Another challenge involves gathering and coordinating research work about biological diversity. Here, Alexandre draws a comparison with the work carried out by particle physicists in Switzerland in the CERN project. He himself has started a research network that encompasses a number of different subject areas, and he believes that the University of Gothenburg could play a key role in coordinating the work involved with future biological diversity research.
“There’s an excellent environment for the subject here. We’ve received substantial national and international grants and we produce excellent articles, but there is still little talk about biological diversity from academia, the general public or the media. In ten years’ time, I would like to be running a research centre for biological diversity that brings together all the players within the field in Gothenburg, such as the University of Gothenburg, Gothenburg Botanical Garden, Göteborg Natural History Museum, the Maritime Museum and Universeum.”
Alexandre won the Faculty of Science’s research award this year, and his eyes light up at the mention of this. He hopes that it will help to promote the subject of biological diversity so that it eventually becomes a profile area for the university, and is increasingly seen by the general public as an incredibly important, positive area that deserves particular protection.
“Winning the research award was fantastic.
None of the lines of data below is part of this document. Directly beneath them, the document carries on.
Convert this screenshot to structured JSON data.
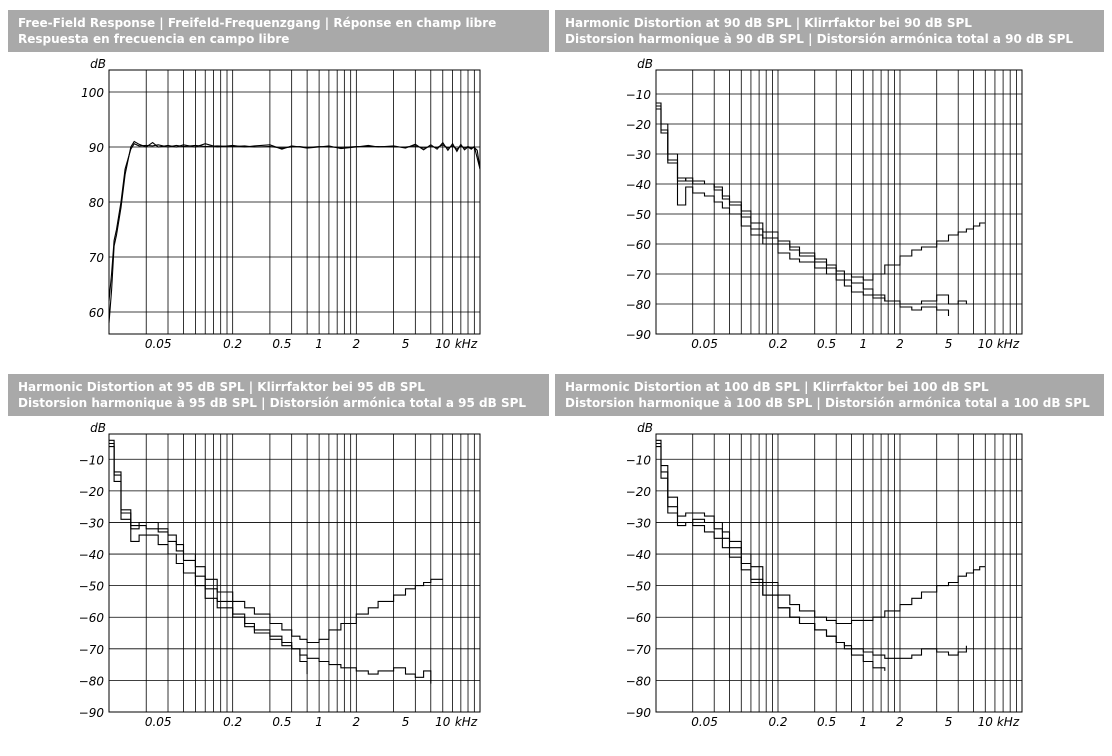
{
  "colors": {
    "header_bg": "#a9a9a9",
    "header_text": "#ffffff",
    "panel_bg": "#f2f2f2",
    "line": "#000000"
  },
  "chart_data": [
    {
      "type": "line",
      "title_line1": "Free-Field Response | Freifeld-Frequenzgang | Réponse en champ libre",
      "title_line2": "Respuesta en frecuencia en campo libre",
      "ylabel": "dB",
      "xlabel": "kHz",
      "x_scale": "log",
      "xlim": [
        0.02,
        20
      ],
      "ylim": [
        56,
        104
      ],
      "yticks": [
        60,
        70,
        80,
        90,
        100
      ],
      "xtick_labels": [
        "0.05",
        "0.2",
        "0.5",
        "1",
        "2",
        "5",
        "10"
      ],
      "grid": true,
      "series": [
        {
          "x": [
            0.02,
            0.021,
            0.022,
            0.023,
            0.025,
            0.027,
            0.03,
            0.032,
            0.035,
            0.04,
            0.045,
            0.05,
            0.06,
            0.07,
            0.08,
            0.1,
            0.12,
            0.15,
            0.2,
            0.25,
            0.3,
            0.4,
            0.5,
            0.6,
            0.7,
            0.8,
            1,
            1.2,
            1.5,
            2,
            2.5,
            3,
            4,
            5,
            6,
            7,
            8,
            9,
            10,
            11,
            12,
            13,
            14,
            15,
            16,
            17,
            18,
            19,
            20
          ],
          "y": [
            58,
            64,
            72,
            74,
            79,
            85,
            90,
            91,
            90.5,
            90,
            90.8,
            90,
            90.3,
            90,
            90.4,
            90,
            90.6,
            90,
            90.3,
            90,
            90.2,
            90.4,
            89.6,
            90.2,
            90,
            89.8,
            90,
            90.2,
            89.7,
            90,
            90.3,
            90,
            90.2,
            89.8,
            90.5,
            89.5,
            90.4,
            89.6,
            90.8,
            89.4,
            90.6,
            89.2,
            90.5,
            89.5,
            90,
            89.6,
            90.1,
            88,
            86
          ]
        },
        {
          "x": [
            0.02,
            0.021,
            0.022,
            0.023,
            0.025,
            0.027,
            0.03,
            0.032,
            0.035,
            0.04,
            0.045,
            0.05,
            0.06,
            0.07,
            0.08,
            0.1,
            0.12,
            0.15,
            0.2,
            0.25,
            0.3,
            0.4,
            0.5,
            0.6,
            0.7,
            0.8,
            1,
            1.2,
            1.5,
            2,
            2.5,
            3,
            4,
            5,
            6,
            7,
            8,
            9,
            10,
            11,
            12,
            13,
            14,
            15,
            16,
            17,
            18,
            19,
            20
          ],
          "y": [
            62,
            67,
            73,
            75,
            80,
            86,
            89.6,
            90.6,
            90.2,
            90.3,
            90.2,
            90.4,
            90,
            90.3,
            90.1,
            90.3,
            90.1,
            90.2,
            90.1,
            90.2,
            90,
            90.1,
            89.8,
            90,
            90.1,
            89.9,
            90.1,
            90,
            89.9,
            90.1,
            90.1,
            90.1,
            90,
            90,
            90.2,
            89.8,
            90.1,
            89.9,
            90.4,
            89.8,
            90.2,
            89.6,
            90.2,
            89.8,
            90.1,
            89.8,
            89.9,
            89.4,
            86
          ]
        }
      ]
    },
    {
      "type": "line",
      "title_line1": "Harmonic Distortion at 90 dB SPL | Klirrfaktor bei 90 dB SPL",
      "title_line2": "Distorsion harmonique à 90 dB SPL | Distorsión armónica total a 90 dB SPL",
      "ylabel": "dB",
      "xlabel": "kHz",
      "x_scale": "log",
      "xlim": [
        0.02,
        20
      ],
      "ylim": [
        -90,
        -2
      ],
      "yticks": [
        -10,
        -20,
        -30,
        -40,
        -50,
        -60,
        -70,
        -80,
        -90
      ],
      "xtick_labels": [
        "0.05",
        "0.2",
        "0.5",
        "1",
        "2",
        "5",
        "10"
      ],
      "grid": true,
      "series": [
        {
          "x": [
            0.02,
            0.022,
            0.025,
            0.03,
            0.035,
            0.04,
            0.05,
            0.06,
            0.07,
            0.08,
            0.1,
            0.12,
            0.15,
            0.2,
            0.25,
            0.3,
            0.4,
            0.5,
            0.6,
            0.7,
            0.8,
            1,
            1.2,
            1.5,
            2,
            2.5,
            3,
            4,
            5,
            6,
            7,
            8,
            9,
            10
          ],
          "y": [
            -14,
            -22,
            -32,
            -39,
            -38,
            -40,
            -40,
            -41,
            -44,
            -46,
            -49,
            -53,
            -56,
            -59,
            -61,
            -63,
            -65,
            -67,
            -69,
            -70,
            -71,
            -72,
            -70,
            -67,
            -64,
            -62,
            -61,
            -59,
            -57,
            -56,
            -55,
            -54,
            -53,
            -53
          ]
        },
        {
          "x": [
            0.02,
            0.022,
            0.025,
            0.03,
            0.035,
            0.04,
            0.05,
            0.06,
            0.07,
            0.08,
            0.1,
            0.12,
            0.15,
            0.2,
            0.25,
            0.3,
            0.4,
            0.5,
            0.6,
            0.7,
            0.8,
            1,
            1.2,
            1.5,
            2,
            2.5,
            3,
            4,
            5,
            6,
            7
          ],
          "y": [
            -13,
            -20,
            -30,
            -47,
            -41,
            -43,
            -44,
            -46,
            -48,
            -50,
            -54,
            -57,
            -60,
            -63,
            -65,
            -66,
            -68,
            -70,
            -72,
            -74,
            -76,
            -77,
            -78,
            -79,
            -80,
            -80,
            -79,
            -77,
            -80,
            -79,
            -80
          ]
        },
        {
          "x": [
            0.02,
            0.022,
            0.025,
            0.03,
            0.035,
            0.04,
            0.05,
            0.06,
            0.07,
            0.08,
            0.1,
            0.12,
            0.15,
            0.2,
            0.25,
            0.3,
            0.4,
            0.5,
            0.6,
            0.7,
            0.8,
            1,
            1.2,
            1.5,
            2,
            2.5,
            3,
            4,
            5
          ],
          "y": [
            -15,
            -23,
            -33,
            -38,
            -39,
            -39,
            -40,
            -42,
            -45,
            -47,
            -51,
            -55,
            -58,
            -60,
            -62,
            -64,
            -66,
            -68,
            -70,
            -72,
            -73,
            -75,
            -77,
            -79,
            -81,
            -82,
            -81,
            -82,
            -84
          ]
        }
      ]
    },
    {
      "type": "line",
      "title_line1": "Harmonic Distortion at 95 dB SPL | Klirrfaktor bei 95 dB SPL",
      "title_line2": "Distorsion harmonique à 95 dB SPL | Distorsión armónica total a 95 dB SPL",
      "ylabel": "dB",
      "xlabel": "kHz",
      "x_scale": "log",
      "xlim": [
        0.02,
        20
      ],
      "ylim": [
        -90,
        -2
      ],
      "yticks": [
        -10,
        -20,
        -30,
        -40,
        -50,
        -60,
        -70,
        -80,
        -90
      ],
      "xtick_labels": [
        "0.05",
        "0.2",
        "0.5",
        "1",
        "2",
        "5",
        "10"
      ],
      "grid": true,
      "series": [
        {
          "x": [
            0.02,
            0.022,
            0.025,
            0.03,
            0.035,
            0.04,
            0.05,
            0.06,
            0.07,
            0.08,
            0.1,
            0.12,
            0.15,
            0.2,
            0.25,
            0.3,
            0.4,
            0.5,
            0.6,
            0.7,
            0.8,
            1,
            1.2,
            1.5,
            2,
            2.5,
            3,
            4,
            5,
            6,
            7,
            8,
            9,
            10
          ],
          "y": [
            -5,
            -15,
            -27,
            -31,
            -30,
            -30,
            -32,
            -34,
            -37,
            -40,
            -44,
            -48,
            -52,
            -55,
            -57,
            -59,
            -62,
            -64,
            -66,
            -67,
            -68,
            -67,
            -64,
            -62,
            -59,
            -57,
            -55,
            -53,
            -51,
            -50,
            -49,
            -48,
            -48,
            -48
          ]
        },
        {
          "x": [
            0.02,
            0.022,
            0.025,
            0.03,
            0.035,
            0.04,
            0.05,
            0.06,
            0.07,
            0.08,
            0.1,
            0.12,
            0.15,
            0.2,
            0.25,
            0.3,
            0.4,
            0.5,
            0.6,
            0.7,
            0.8,
            1,
            1.2,
            1.5,
            2,
            2.5,
            3,
            4,
            5,
            6,
            7,
            8
          ],
          "y": [
            -6,
            -17,
            -29,
            -36,
            -34,
            -34,
            -37,
            -40,
            -43,
            -46,
            -50,
            -54,
            -57,
            -60,
            -63,
            -65,
            -67,
            -69,
            -70,
            -72,
            -73,
            -74,
            -75,
            -76,
            -77,
            -78,
            -77,
            -76,
            -78,
            -79,
            -77,
            -81
          ]
        },
        {
          "x": [
            0.02,
            0.022,
            0.025,
            0.03,
            0.035,
            0.04,
            0.05,
            0.06,
            0.07,
            0.08,
            0.1,
            0.12,
            0.15,
            0.2,
            0.25,
            0.3,
            0.4,
            0.5,
            0.6,
            0.7,
            0.8
          ],
          "y": [
            -4,
            -14,
            -26,
            -32,
            -31,
            -32,
            -33,
            -36,
            -39,
            -42,
            -47,
            -51,
            -55,
            -59,
            -62,
            -64,
            -66,
            -68,
            -70,
            -74,
            -78
          ]
        }
      ]
    },
    {
      "type": "line",
      "title_line1": "Harmonic Distortion at 100 dB SPL | Klirrfaktor bei 100 dB SPL",
      "title_line2": "Distorsion harmonique à 100 dB SPL | Distorsión armónica total a 100 dB SPL",
      "ylabel": "dB",
      "xlabel": "kHz",
      "x_scale": "log",
      "xlim": [
        0.02,
        20
      ],
      "ylim": [
        -90,
        -2
      ],
      "yticks": [
        -10,
        -20,
        -30,
        -40,
        -50,
        -60,
        -70,
        -80,
        -90
      ],
      "xtick_labels": [
        "0.05",
        "0.2",
        "0.5",
        "1",
        "2",
        "5",
        "10"
      ],
      "grid": true,
      "series": [
        {
          "x": [
            0.02,
            0.022,
            0.025,
            0.03,
            0.035,
            0.04,
            0.05,
            0.06,
            0.07,
            0.08,
            0.1,
            0.12,
            0.15,
            0.2,
            0.25,
            0.3,
            0.4,
            0.5,
            0.6,
            0.7,
            0.8,
            1,
            1.2,
            1.5,
            2,
            2.5,
            3,
            4,
            5,
            6,
            7,
            8,
            9,
            10
          ],
          "y": [
            -5,
            -12,
            -22,
            -28,
            -27,
            -27,
            -28,
            -30,
            -33,
            -36,
            -40,
            -44,
            -49,
            -53,
            -56,
            -58,
            -60,
            -61,
            -62,
            -62,
            -61,
            -61,
            -60,
            -58,
            -56,
            -54,
            -52,
            -50,
            -49,
            -47,
            -46,
            -45,
            -44,
            -44
          ]
        },
        {
          "x": [
            0.02,
            0.022,
            0.025,
            0.03,
            0.035,
            0.04,
            0.05,
            0.06,
            0.07,
            0.08,
            0.1,
            0.12,
            0.15,
            0.2,
            0.25,
            0.3,
            0.4,
            0.5,
            0.6,
            0.7,
            0.8,
            1,
            1.2,
            1.5,
            2,
            2.5,
            3,
            4,
            5,
            6,
            7
          ],
          "y": [
            -4,
            -14,
            -25,
            -30,
            -30,
            -29,
            -30,
            -32,
            -35,
            -38,
            -43,
            -48,
            -53,
            -57,
            -60,
            -62,
            -64,
            -66,
            -68,
            -69,
            -70,
            -71,
            -72,
            -73,
            -73,
            -72,
            -70,
            -71,
            -72,
            -71,
            -69
          ]
        },
        {
          "x": [
            0.02,
            0.022,
            0.025,
            0.03,
            0.035,
            0.04,
            0.05,
            0.06,
            0.07,
            0.08,
            0.1,
            0.12,
            0.15,
            0.2,
            0.25,
            0.3,
            0.4,
            0.5,
            0.6,
            0.7,
            0.8,
            1,
            1.2,
            1.5
          ],
          "y": [
            -6,
            -16,
            -27,
            -31,
            -30,
            -31,
            -33,
            -35,
            -38,
            -41,
            -45,
            -49,
            -53,
            -57,
            -60,
            -62,
            -64,
            -66,
            -68,
            -70,
            -72,
            -74,
            -76,
            -77
          ]
        }
      ]
    }
  ]
}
Many people are quite blind to different species. They can tell the difference between different models of car or varieties of olive oil, but they find it hard to tell the difference between a jackdaw and a crow, or to know what a buttercup looks like. It’s not easy talking about a subject that many people can’t relate to – and therein lies the challenge.”
Profession: Researcher, professor
Family: Wife and three children
Lives: In Hagen, west Gothenburg
Hobbies: Travelling, running, spending time in the countryside, photography
At his happiest: “In an entirely undisturbed environment with enough time to take it all in and experience it, and to know that this is how it was before mankind arrived.”